Speaking at the WSJ Invest Live event in West Palm Beach, Florida, Jon Gray, president and chief operating officer of Blackstone, said the prospect of business disruption from artificial intelligence is "top of the page" for the firm.
Gray told the conference audience that Blackstone is treating AI considerations as a near-universal factor across its investments. "You want to be thinking about this in almost everything you’re doing now," he said, framing AI as a cross-cutting development that requires active attention from investors and managers.
Blackstone, which manages assets totaling $1.27 trillion across numerous sectors globally, does not view all holdings as equally exposed. Gray noted that some real-world businesses in the portfolio, specifically sandwich shops and apartment complexes, are "less at risk" from AI-driven change.
By contrast, Gray pointed to examples where AI developments raise more fundamental questions. He cited a case of an insurance company lowering rates for customers who use self-driving cars, and said that type of shift prompts secondary considerations: "You start to say, well, what does that mean for collision repair? What does that mean for auto insurance? What’s going to happen to all sorts of rules-based businesses?"

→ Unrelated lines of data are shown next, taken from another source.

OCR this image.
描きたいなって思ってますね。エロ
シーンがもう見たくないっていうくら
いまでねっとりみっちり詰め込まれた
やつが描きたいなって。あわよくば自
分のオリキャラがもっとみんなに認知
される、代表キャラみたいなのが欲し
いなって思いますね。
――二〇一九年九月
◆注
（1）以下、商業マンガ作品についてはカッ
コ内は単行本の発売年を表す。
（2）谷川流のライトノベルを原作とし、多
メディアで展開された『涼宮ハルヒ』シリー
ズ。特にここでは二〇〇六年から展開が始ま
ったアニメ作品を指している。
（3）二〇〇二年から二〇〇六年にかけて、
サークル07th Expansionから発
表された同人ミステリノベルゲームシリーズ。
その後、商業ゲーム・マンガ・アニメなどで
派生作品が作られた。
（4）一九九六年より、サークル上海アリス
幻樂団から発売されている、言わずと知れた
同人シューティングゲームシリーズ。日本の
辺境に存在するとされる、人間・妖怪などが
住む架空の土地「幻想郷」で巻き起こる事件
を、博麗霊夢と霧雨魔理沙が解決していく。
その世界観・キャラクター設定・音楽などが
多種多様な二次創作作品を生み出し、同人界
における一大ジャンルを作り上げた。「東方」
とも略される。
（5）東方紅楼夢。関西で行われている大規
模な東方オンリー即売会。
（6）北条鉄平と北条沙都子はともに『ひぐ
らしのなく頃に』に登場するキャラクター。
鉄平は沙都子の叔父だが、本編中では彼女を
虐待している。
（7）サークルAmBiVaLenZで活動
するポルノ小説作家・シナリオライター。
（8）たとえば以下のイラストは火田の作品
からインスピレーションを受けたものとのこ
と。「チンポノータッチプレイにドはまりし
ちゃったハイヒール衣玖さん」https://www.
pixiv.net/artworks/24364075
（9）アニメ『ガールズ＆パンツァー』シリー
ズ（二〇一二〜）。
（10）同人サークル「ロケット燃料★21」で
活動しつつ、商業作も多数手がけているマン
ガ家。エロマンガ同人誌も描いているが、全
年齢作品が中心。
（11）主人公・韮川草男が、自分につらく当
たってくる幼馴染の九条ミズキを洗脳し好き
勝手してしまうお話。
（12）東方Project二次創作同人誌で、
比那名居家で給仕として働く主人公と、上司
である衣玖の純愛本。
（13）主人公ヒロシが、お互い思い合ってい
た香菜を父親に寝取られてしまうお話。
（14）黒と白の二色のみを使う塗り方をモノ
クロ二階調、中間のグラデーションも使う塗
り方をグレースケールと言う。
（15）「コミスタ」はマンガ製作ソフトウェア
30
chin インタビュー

Responding to the AI megatrend, Blackstone has directed significant capital to the infrastructure that supports AI applications. Gray highlighted investments in data center operator QTS, which contributed to fund growth in the prior year, as well as investments in power generation and transmission. He also noted the firm agreed to buy U.S. utility TXNM for $11.5 billion last year.
On strategy, Gray recommended a focus on so-called "picks and shovels" plays as the more conservative way to engage with AI. "You don’t necessarily have to know who the winners and losers are going to be," he said, explaining that data centers, autonomous vehicles, and robots will all draw on electrical and digital infrastructure: "They are all going to plug into the wall and there’s going to be a lot of need for digital infrastructure."
At the same time, Blackstone is investing directly in companies developing large language models and software that applies AI technologies. Gray acknowledged that these direct software investments "are obviously riskier," while also expressing the view that they could create substantial value.
The remarks underscore Blackstone’s dual approach: pursue infrastructure assets that form the backbone of AI deployment, while also taking targeted, higher-risk positions in AI software where upside potential exists.